By the way if you don’t win the book you can buy it on the Saba website, at the restaurant, at Saba to Go or in any good bookshop. It retails for €30 and all the proceeds go to charity – The Bone Marrow Transplant Unit in Our Lady’s Hospital Crumlin and the Thai Red Cross Society.
When I was leafing through the cookbook, the recipe for Xao Hao Lo caught my eye because it could easily pass for a Chinese stir-fry. Paul tells me that it is one of the most popular dishes on the Saba menu and here is the recipe to whet your appetite. I cooked it last night and it was light and tasty with a lovely crunchy texture. As it is not spicy it will suit families of all ages. Unfortunately I didn’t have enough light to get a decent photo of the finished dish.
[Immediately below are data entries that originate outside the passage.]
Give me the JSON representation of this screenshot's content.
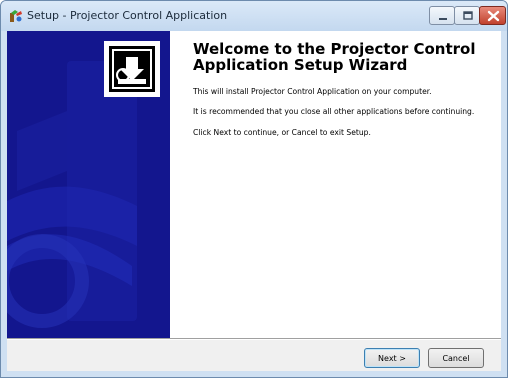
{
  "window": {
    "title": "Setup - Projector Control Application"
  },
  "welcome": {
    "heading": "Welcome to the Projector Control Application Setup Wizard",
    "paragraphs": [
      "This will install Projector Control Application on your computer.",
      "It is recommended that you close all other applications before continuing.",
      "Click Next to continue, or Cancel to exit Setup."
    ]
  },
  "buttons": {
    "next": "Next >",
    "cancel": "Cancel"
  },
  "icons": {
    "app": "setup-app-icon",
    "logo": "projector-install-icon",
    "minimize": "minimize-icon",
    "maximize": "maximize-icon",
    "close": "close-icon"
  },
  "colors": {
    "sidebar": "#13168e",
    "close_button": "#c1422e"
  }
}
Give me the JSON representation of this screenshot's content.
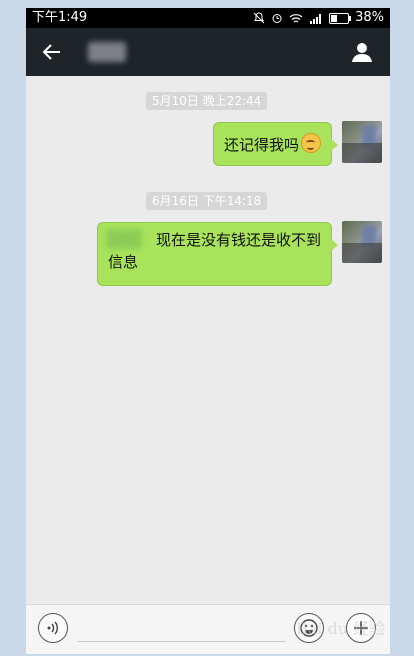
{
  "status_bar": {
    "time": "下午1:49",
    "battery": "38%",
    "battery_level": 0.38
  },
  "header": {
    "back_icon": "arrow-left-icon",
    "profile_icon": "person-icon"
  },
  "messages": [
    {
      "timestamp": "5月10日 晚上22:44",
      "text": "还记得我吗",
      "emoji": "smiling-face-icon",
      "from": "self"
    },
    {
      "timestamp": "6月16日 下午14:18",
      "text": "现在是没有钱还是收不到信息",
      "from": "self"
    }
  ],
  "input_bar": {
    "voice_icon": "voice-wave-icon",
    "emoji_icon": "smiley-icon",
    "plus_icon": "plus-icon",
    "watermark": "Bai du 经验"
  },
  "colors": {
    "bubble": "#a8e35b",
    "header": "#1f2428",
    "background": "#ebebeb"
  }
}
Vietnamese Xao Hao Lo – Stir-fried Beef with Cashews and Asparagus
- 450 g beef fillet, thinly sliced
- 3 dsp sunflower oil
- 3 cloves garlic, crushed, chopped
- 150 g asparagus, sliced 5 cms and par-boiled*
- 80 g baby corn, halved and par-boiled*
- 80 g snow peas
- 50 g unsalted roasted cashew nuts
- 80 g oyster mushrooms, torn
- 2 dsp Thai soy sauce
- 1 dsp oyster sauce
- 1/2 dsp Thai black soy sauce
- 1/4 tsp sugar
- 30 ml chicken stock or water
- Bring the wok to a medium heat. add the oil and garlic and stir until there is a good aroma.
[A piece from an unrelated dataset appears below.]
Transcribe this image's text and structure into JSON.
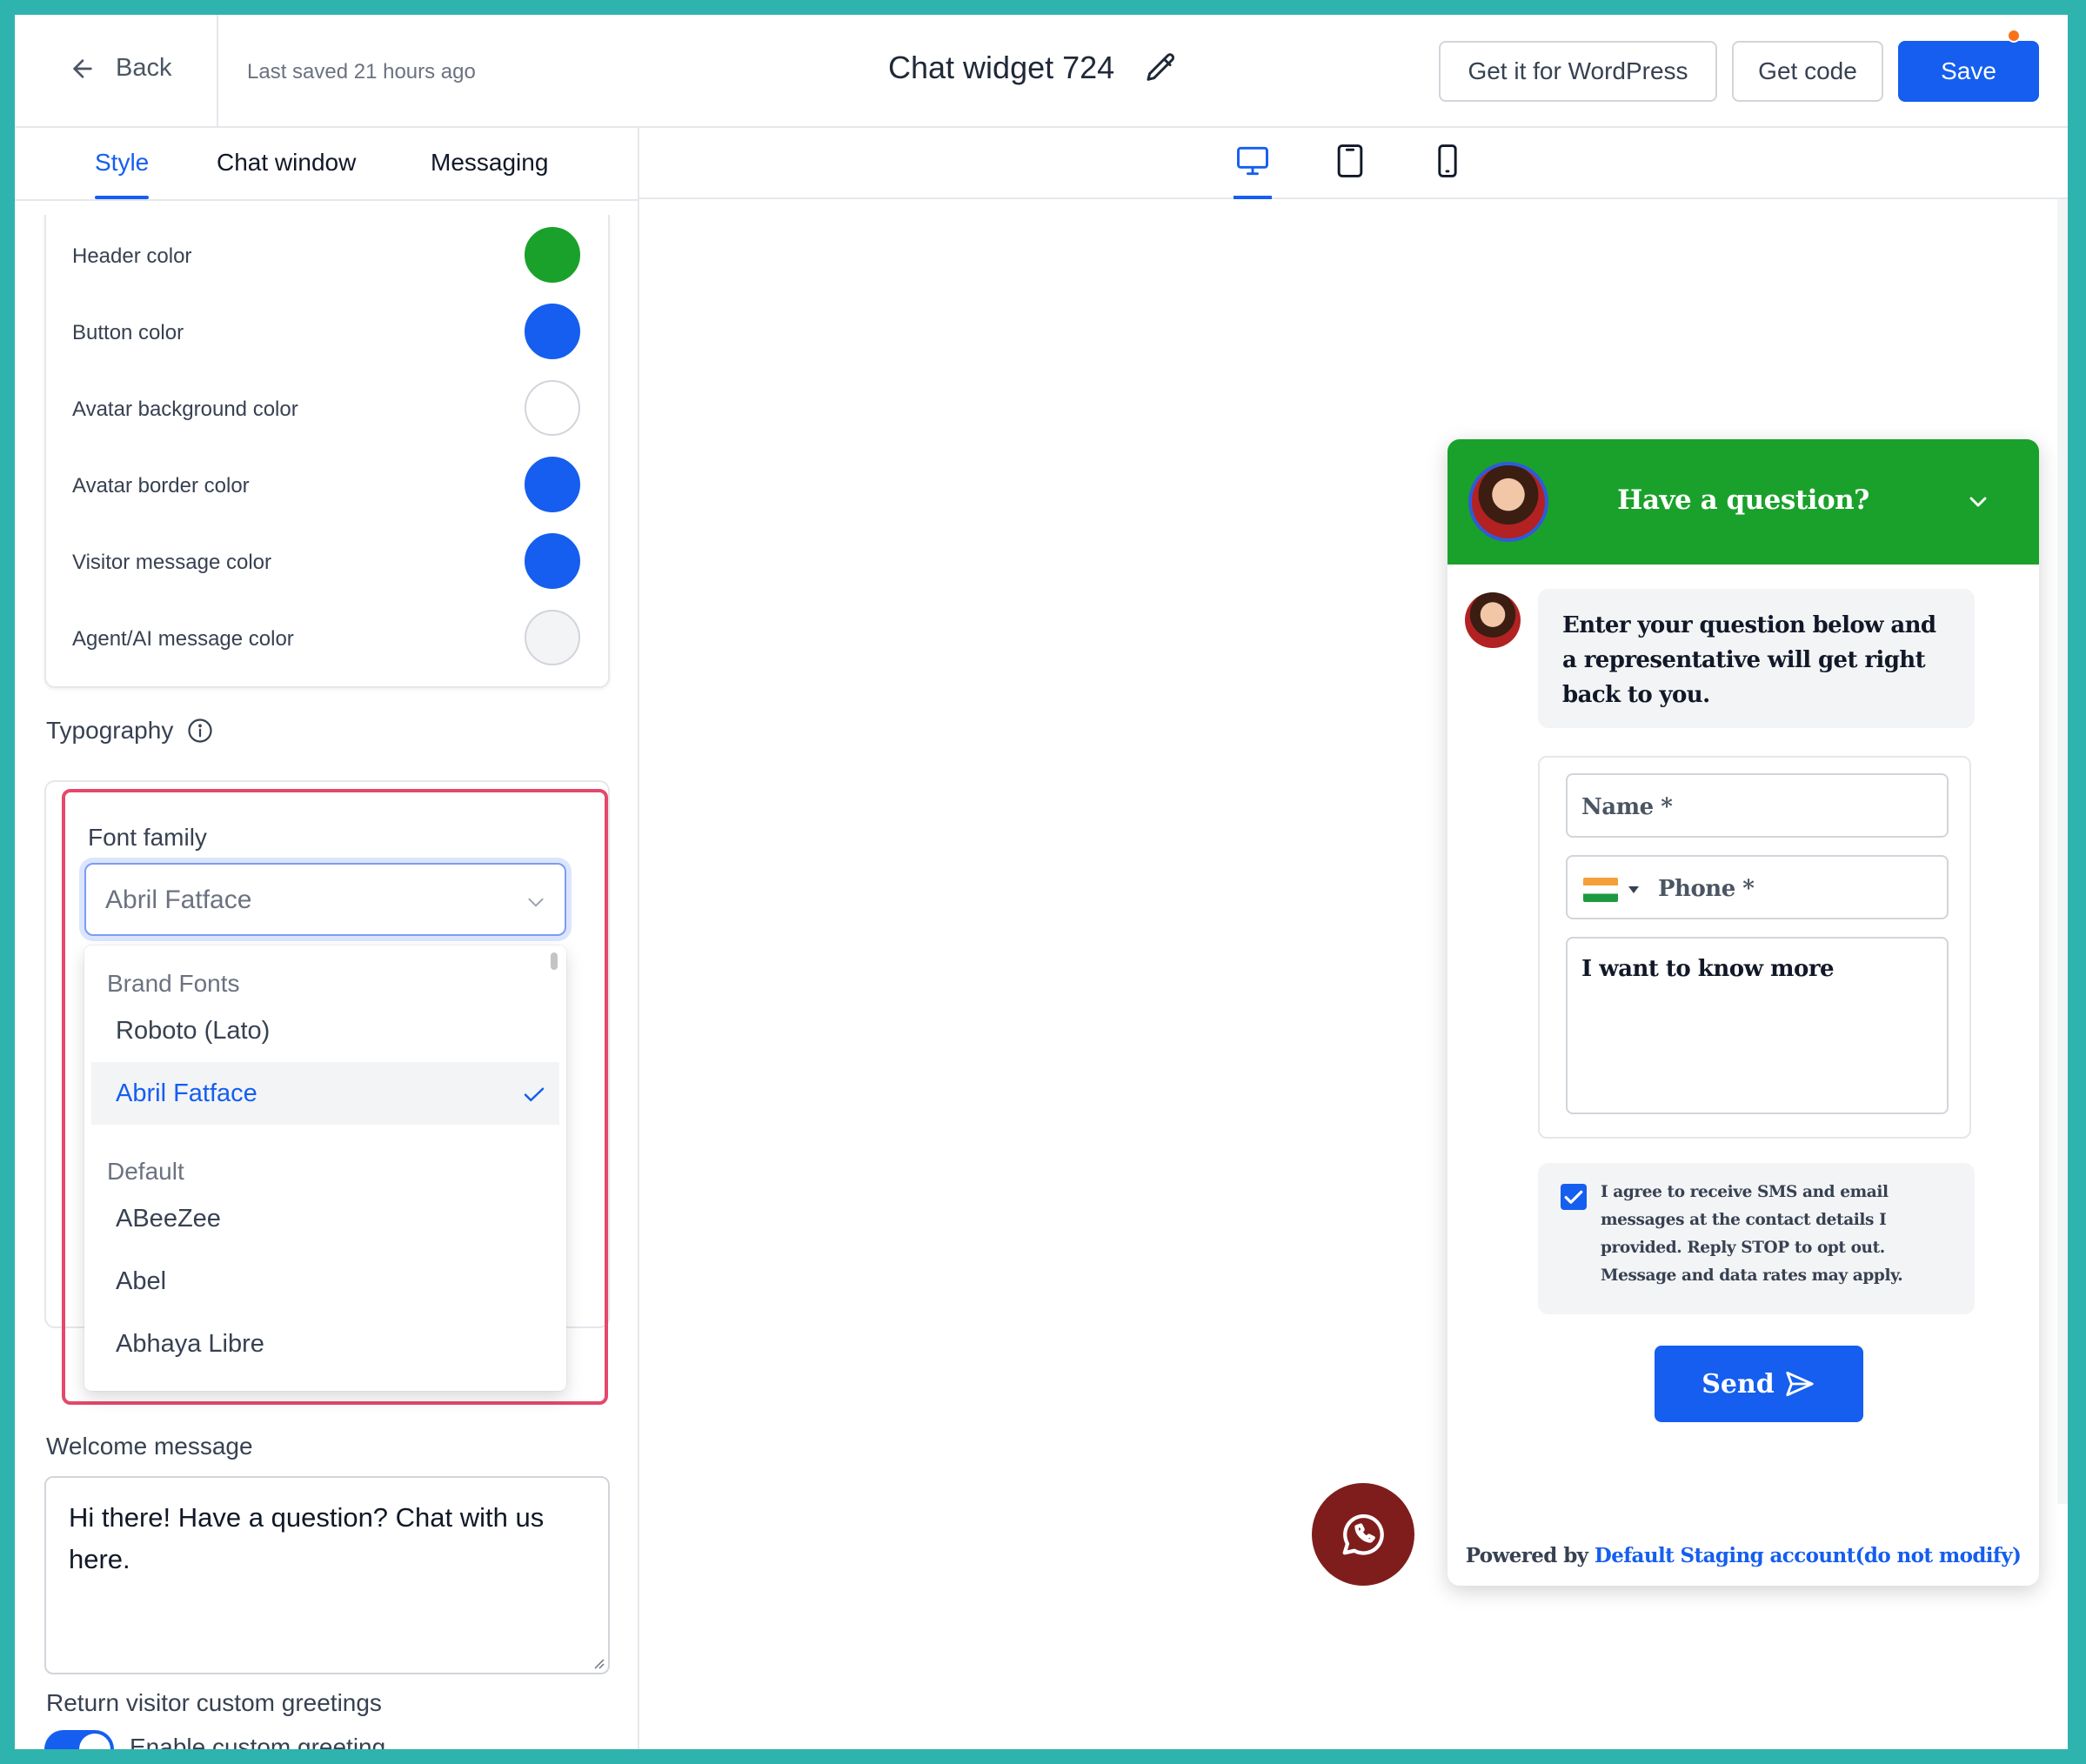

- Now add the beef and stir for a minute before adding the asparagus, baby corn, snow peas and cashew nuts. Add the oyster mushrooms last and stir.
- Season with the soy sauce, oyster sauce, black soy sauce and sugar.
- Finally, add the chicken stock or water, pouring it around the edge of the wok to gather all the lovely flavours. Stir for one minute only, making sure the vegetables remain crunchy.
- Serve with Thai Jasmine rice.
By the way Saba also do cookery classes and, as I realised half way through cooking the dish that I don’t known the difference between Thai soy sauce and Chinese soy sauce, a cookery class which includes a guided visit to the Asia Market in search of the correct ingredients seems like a very good idea.
A big thank you for the first ever prize on my blog to Paul and the team at Saba Dublin.